While this can happen to anyone certain populations are at greater risk. Women, people of color, older adults, and LGBTQ individuals, are more likely to experience medical gaslighting due to structural discrimination and preexisting biases. I have to wonder…my father was old and I am a woman, how much did that contribute to the fact that we felt we were not heard by the medical teams.
Despite everything, I don’t believe that health systems are full of terrible people. The environment of today’s health system is fast-paced and high-pressure. Healthcare professionals care for an increased number of complex patients, often communicate with multimodal technologies, and increasingly have limited amount of time to spend with each patient. When working within a misaligned system that does not facilitate empathetic patient-centered care, and fails to recognize preexisting biases, it should not surprise us that healthcare professionals may become dismissive of patient and family concerns.
So, what’s to be done?
Given the sustained pressures on health systems with increasing patients and potentially reduced revenue sources, it is hard to imagine that providers are going to be able to change the way they engage with patients. Still, the following can be suggested:
- Culture, Leadership, and Governance: Prioritize patient trust, address medical gaslighting behaviors, limit dismissive language, and make efforts to allow adequate time for patient interactions.

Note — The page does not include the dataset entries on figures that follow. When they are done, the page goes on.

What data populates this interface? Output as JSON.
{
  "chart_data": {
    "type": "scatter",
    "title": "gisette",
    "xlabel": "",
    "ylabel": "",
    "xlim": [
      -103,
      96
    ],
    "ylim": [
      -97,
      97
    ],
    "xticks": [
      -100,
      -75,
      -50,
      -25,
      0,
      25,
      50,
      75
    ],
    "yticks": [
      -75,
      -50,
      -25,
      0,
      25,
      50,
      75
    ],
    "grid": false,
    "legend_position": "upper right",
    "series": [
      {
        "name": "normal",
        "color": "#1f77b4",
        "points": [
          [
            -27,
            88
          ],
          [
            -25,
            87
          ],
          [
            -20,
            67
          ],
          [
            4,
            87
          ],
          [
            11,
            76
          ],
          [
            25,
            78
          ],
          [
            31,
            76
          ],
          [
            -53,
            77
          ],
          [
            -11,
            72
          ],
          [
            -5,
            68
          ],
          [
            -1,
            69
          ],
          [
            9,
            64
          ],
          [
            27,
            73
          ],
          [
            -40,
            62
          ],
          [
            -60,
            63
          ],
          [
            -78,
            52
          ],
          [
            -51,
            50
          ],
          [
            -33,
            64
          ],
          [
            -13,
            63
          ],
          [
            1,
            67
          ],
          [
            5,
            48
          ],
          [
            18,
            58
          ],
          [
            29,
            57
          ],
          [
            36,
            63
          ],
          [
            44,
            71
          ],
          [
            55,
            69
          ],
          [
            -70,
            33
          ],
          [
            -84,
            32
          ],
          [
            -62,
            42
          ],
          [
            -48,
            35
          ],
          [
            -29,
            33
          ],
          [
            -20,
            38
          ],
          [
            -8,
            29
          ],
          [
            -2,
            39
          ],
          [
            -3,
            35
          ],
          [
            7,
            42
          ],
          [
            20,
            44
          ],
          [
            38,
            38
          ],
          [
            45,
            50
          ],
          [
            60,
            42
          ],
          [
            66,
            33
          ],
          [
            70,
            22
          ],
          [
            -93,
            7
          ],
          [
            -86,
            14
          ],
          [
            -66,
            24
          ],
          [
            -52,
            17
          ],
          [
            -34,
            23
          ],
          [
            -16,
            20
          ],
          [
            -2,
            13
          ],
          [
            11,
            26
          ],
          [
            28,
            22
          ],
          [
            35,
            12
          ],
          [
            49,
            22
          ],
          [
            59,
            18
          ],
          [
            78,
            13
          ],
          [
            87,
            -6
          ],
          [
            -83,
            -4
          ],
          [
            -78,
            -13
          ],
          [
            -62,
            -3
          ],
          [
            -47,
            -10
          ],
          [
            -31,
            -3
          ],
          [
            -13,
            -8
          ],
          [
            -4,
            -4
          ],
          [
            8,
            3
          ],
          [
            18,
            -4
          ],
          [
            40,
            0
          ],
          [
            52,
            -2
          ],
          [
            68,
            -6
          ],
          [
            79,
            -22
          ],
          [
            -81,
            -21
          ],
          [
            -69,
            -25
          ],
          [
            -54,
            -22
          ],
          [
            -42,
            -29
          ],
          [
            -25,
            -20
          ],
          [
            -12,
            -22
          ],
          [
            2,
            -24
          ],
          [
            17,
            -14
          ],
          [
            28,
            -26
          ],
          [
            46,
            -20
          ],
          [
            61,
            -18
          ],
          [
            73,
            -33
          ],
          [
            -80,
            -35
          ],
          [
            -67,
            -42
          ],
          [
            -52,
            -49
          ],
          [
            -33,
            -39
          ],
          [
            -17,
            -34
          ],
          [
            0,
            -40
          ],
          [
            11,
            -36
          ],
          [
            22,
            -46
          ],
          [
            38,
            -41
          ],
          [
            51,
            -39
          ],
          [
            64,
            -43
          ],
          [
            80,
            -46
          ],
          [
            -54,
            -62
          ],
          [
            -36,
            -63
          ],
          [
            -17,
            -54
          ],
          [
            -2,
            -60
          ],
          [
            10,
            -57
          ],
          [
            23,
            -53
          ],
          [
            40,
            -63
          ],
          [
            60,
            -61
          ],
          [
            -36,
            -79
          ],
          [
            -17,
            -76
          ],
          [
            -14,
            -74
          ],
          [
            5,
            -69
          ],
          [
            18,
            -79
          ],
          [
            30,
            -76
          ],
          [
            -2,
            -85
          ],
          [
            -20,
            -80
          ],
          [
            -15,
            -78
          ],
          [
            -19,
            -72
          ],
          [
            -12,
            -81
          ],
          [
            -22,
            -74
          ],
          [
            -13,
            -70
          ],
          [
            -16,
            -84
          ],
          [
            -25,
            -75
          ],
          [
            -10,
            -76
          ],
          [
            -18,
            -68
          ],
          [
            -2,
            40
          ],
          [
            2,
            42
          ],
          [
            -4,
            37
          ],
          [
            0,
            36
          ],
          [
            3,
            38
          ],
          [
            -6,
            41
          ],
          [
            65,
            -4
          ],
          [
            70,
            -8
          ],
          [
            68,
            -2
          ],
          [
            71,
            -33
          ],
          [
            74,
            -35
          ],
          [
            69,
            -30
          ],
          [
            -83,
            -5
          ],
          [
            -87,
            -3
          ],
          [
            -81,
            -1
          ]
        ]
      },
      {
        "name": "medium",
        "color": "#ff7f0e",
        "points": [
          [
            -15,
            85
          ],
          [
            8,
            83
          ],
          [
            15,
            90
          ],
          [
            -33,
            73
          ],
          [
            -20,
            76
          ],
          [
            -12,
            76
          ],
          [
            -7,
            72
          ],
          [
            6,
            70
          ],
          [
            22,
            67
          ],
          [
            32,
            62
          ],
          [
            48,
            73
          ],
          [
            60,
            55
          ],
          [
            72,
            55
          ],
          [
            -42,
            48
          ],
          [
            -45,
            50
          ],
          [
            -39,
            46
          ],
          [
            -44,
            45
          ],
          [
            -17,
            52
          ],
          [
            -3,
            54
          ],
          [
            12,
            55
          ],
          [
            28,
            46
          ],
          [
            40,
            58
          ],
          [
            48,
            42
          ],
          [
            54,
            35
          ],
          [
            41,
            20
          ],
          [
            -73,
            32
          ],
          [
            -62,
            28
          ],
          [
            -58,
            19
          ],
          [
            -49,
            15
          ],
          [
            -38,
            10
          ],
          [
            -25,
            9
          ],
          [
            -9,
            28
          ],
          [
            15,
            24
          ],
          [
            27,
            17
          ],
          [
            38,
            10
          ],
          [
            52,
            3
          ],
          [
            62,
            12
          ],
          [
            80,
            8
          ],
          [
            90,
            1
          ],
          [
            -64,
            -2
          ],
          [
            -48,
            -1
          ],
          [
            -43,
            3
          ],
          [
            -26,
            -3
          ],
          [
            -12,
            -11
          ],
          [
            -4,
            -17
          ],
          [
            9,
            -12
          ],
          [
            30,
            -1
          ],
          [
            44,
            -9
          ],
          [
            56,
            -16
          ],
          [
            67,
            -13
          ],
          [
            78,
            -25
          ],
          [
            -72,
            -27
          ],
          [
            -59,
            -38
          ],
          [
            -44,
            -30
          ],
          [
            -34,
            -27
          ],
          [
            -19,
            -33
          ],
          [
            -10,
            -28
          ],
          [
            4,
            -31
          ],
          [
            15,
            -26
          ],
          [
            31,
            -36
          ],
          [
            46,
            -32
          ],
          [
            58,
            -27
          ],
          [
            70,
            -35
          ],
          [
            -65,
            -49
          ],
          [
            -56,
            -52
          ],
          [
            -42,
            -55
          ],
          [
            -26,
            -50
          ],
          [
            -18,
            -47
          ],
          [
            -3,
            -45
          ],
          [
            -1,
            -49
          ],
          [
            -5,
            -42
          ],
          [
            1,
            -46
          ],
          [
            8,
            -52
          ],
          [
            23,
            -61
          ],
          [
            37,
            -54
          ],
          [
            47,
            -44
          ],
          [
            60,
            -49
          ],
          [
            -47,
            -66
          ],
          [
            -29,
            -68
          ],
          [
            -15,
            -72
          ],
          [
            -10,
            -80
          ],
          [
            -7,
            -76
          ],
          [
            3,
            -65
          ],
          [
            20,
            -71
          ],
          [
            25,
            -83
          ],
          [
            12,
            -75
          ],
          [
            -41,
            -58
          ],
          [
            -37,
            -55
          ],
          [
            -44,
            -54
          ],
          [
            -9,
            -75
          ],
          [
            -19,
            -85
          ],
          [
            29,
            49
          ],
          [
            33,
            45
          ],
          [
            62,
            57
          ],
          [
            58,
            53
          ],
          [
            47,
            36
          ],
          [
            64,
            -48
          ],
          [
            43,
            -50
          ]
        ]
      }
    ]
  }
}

- Patient and Family Engagement: Provide tools to help patients articulate their concerns, ask open-ended questions, and empower patients to seek second opinions. Encourage patients and families to insist they be heard and make certain they know how to contact patient advocates when they have concerns.
- Workforce Safety and Wellness: Train healthcare professionals in empathetic listening and bias mitigation techniques (this one is hard given the current administration does not believe in this).
- Learning System: Implement severity scoring for patient complaints, use simulation training, and educate clinicians on complex medical conditions.
Last – consider basing provider bonuses and advancements on the feedback received from patients and families. We must find ways to ensure the voice of the patient and family are heard.